In order to develop culturally relevant technology, Dr. Bell leads a team of about 100 researchers who travel the globe, studying how consumers interact with technology. She is quick to point out that on the surface, it might seem as if technology and it’s components are neutral and cross-cultural, unaffected by human attitudes such as racism and classism.
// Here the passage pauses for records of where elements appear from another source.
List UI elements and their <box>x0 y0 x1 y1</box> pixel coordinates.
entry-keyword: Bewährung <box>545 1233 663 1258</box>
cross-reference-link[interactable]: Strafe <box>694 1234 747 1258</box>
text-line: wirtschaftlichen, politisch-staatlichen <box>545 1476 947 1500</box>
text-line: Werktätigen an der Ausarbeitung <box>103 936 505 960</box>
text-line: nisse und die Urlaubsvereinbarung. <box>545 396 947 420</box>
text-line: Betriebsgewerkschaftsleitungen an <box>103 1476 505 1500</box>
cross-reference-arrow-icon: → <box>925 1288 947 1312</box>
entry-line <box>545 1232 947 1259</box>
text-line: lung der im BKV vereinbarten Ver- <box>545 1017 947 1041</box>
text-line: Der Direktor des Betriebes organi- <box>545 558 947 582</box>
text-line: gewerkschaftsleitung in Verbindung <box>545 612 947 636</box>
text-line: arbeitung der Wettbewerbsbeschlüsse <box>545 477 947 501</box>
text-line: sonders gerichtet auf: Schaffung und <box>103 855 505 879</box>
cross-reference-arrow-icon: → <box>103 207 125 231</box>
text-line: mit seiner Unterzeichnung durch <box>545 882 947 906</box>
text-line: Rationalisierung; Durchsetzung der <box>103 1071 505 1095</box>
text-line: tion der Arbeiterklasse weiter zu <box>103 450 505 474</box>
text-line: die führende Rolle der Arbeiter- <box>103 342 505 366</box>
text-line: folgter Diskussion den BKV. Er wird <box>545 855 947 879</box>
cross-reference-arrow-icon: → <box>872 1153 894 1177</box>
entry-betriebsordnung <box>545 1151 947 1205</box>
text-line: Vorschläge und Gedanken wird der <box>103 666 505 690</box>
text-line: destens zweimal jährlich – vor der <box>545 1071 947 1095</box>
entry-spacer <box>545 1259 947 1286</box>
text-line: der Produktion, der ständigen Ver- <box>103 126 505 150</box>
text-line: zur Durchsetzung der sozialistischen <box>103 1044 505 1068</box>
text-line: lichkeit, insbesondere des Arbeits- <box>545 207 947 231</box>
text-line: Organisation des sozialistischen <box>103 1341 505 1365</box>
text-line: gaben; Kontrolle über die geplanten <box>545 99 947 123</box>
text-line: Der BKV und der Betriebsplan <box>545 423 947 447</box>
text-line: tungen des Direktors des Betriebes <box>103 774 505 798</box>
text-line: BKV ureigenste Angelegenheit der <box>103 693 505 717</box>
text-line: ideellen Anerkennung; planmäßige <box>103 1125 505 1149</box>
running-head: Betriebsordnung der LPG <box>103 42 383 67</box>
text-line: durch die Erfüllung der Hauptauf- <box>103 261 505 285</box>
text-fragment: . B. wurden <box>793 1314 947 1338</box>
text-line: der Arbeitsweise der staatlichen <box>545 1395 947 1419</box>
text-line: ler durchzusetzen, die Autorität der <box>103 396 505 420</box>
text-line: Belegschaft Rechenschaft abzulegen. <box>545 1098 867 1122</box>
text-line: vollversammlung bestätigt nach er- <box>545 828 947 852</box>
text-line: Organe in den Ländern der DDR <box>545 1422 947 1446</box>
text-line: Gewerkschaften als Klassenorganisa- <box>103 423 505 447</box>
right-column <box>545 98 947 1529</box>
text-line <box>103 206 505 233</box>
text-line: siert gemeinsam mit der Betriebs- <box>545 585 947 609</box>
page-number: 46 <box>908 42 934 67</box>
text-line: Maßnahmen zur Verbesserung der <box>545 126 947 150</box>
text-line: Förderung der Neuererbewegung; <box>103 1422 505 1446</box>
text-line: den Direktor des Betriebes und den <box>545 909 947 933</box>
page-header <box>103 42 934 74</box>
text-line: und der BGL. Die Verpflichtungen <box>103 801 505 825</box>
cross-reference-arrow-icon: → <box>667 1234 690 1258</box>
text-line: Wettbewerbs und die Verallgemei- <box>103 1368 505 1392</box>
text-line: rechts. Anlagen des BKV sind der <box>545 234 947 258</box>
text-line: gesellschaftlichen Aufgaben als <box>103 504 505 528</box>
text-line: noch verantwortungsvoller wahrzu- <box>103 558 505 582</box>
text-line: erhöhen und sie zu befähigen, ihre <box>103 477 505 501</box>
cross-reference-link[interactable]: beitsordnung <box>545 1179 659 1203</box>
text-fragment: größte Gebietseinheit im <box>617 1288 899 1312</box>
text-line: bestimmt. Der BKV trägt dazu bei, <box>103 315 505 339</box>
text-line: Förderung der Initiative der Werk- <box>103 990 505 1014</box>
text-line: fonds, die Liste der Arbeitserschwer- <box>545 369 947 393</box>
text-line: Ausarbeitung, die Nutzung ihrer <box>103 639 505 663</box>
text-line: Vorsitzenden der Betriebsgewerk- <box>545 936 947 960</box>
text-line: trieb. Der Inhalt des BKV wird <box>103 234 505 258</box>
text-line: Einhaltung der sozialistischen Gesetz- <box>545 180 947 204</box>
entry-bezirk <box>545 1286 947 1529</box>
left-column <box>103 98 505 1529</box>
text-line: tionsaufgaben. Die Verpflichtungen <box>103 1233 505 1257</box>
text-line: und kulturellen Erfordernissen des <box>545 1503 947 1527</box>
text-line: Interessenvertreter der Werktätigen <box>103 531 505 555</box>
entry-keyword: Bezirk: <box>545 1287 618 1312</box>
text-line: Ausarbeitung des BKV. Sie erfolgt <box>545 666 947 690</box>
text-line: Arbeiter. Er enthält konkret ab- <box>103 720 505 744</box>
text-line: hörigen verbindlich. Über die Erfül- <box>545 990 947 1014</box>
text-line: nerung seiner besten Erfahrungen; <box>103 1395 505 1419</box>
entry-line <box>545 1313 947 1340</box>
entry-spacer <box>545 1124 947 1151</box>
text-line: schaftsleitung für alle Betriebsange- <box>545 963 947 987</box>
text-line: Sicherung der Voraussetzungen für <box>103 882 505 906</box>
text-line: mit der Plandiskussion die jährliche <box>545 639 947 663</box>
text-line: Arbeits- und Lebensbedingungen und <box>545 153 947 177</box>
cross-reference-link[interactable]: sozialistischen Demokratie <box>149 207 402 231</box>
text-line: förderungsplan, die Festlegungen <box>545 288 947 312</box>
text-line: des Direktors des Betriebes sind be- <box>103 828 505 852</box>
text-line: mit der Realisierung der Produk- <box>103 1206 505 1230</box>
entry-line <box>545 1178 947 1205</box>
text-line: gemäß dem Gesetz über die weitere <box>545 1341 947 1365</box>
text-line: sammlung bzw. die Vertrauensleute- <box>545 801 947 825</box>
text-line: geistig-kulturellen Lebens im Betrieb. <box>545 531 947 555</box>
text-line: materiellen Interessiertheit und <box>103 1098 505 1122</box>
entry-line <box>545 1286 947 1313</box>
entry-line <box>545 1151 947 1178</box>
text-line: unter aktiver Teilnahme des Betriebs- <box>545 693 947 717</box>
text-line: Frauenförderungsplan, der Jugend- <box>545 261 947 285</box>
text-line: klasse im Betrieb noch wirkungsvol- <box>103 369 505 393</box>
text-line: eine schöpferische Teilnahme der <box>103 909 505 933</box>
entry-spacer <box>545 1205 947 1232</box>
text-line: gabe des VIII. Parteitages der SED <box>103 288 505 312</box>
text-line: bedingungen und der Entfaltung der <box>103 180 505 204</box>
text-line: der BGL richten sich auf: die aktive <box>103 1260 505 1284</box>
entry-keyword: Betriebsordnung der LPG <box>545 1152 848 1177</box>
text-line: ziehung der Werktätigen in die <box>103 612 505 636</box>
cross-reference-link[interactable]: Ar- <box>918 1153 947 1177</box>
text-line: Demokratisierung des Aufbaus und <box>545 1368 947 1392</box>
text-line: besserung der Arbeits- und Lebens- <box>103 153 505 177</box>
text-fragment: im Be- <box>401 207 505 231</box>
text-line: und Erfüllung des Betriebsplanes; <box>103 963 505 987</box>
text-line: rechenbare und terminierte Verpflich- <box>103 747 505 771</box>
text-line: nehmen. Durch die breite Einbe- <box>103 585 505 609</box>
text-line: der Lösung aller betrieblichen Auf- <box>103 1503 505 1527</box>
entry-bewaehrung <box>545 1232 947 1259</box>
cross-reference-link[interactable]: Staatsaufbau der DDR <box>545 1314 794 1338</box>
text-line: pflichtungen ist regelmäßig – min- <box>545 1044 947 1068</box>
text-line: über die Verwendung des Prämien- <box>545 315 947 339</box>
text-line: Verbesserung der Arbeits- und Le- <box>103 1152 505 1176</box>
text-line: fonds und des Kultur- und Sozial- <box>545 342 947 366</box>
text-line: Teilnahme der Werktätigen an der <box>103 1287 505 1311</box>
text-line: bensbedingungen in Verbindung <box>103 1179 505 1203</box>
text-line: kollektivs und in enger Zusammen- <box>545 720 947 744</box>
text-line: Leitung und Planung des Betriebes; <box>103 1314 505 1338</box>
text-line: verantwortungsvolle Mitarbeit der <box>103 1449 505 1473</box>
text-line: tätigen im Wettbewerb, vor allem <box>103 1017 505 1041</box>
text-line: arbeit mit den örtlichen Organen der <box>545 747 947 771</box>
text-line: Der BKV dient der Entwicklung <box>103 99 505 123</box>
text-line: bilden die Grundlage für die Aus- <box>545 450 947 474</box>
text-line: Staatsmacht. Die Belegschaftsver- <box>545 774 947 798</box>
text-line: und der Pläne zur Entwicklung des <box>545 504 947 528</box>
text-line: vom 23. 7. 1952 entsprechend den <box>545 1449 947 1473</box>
The preponderance of evidence overwhelmingly indicates, however, that technology itself is rife with built in barriers to equity and justice, reflecting the racial origins, preconceptions and biases of those whom are creating and programming systems.
“You don’t think about things like your wireless router making assessments about you and your life and then carrying that assessment to the planet,” Bell emphatically states. “Every other piece of technological infrastructure does the same thing, with a focus on who should use it, how it should be used, our bodily structure, such as in airbags, designed to protect you but not me, ideal body sizes, etc…I can remember that the first cameras didn’t do well with dark faces, couldn’t render the darkness of skin properly into photos,” she recalls.
While far from perfecting the scope of realizing diversity in the digital world, communities nationwide are going further than ever before in addressing the gap through digital inclusion programs. In Oregon, Mary Beth Henry is the current Director of The Office for Community Technology, an agency that addresses ongoing disparities in access and opportunities to programs, through Digital Inclusion Summit workshops.
“OCT is a program that catalyzes investment of resources to ensure the benefits of communications technology are available to all as part of an equitable, sustainable and economically healthy community,” Ms. Henry states.
Another front runner in the race for inclusivity, is Code Oregon. As a cutting edge, statewide partnership between Worksystems and Treehouse, Code Oregon is leading the nation in providing FREE online interactive education platforms. Their stated goal is ”to create new designers and developers to fill the huge number of jobs that are being created.” To meet this lofty goal, Treehouse provides “quality online training that teaches high-demand languages such as iOS, Android, HTML, CSS, WordPress, PHP, Python, JavaScript, Ruby, and more. Top students will be identified and WorkSource will then provide them with career services, mentoring, and additional training to be vetted as job-ready.”
“Initiatives like Code Oregon help people find high-paying, rewarding jobs more quickly,” said Ryan Carson, co-founder and CEO of Treehouse. “We want to start the Code-to-Work movement, which will take someone from no experience, to job-ready, to a rewarding career – all without a degree and zero experience. The rules are all changing. You just don’t need a Computer Science degree any more to get an amazing job in the tech industry.”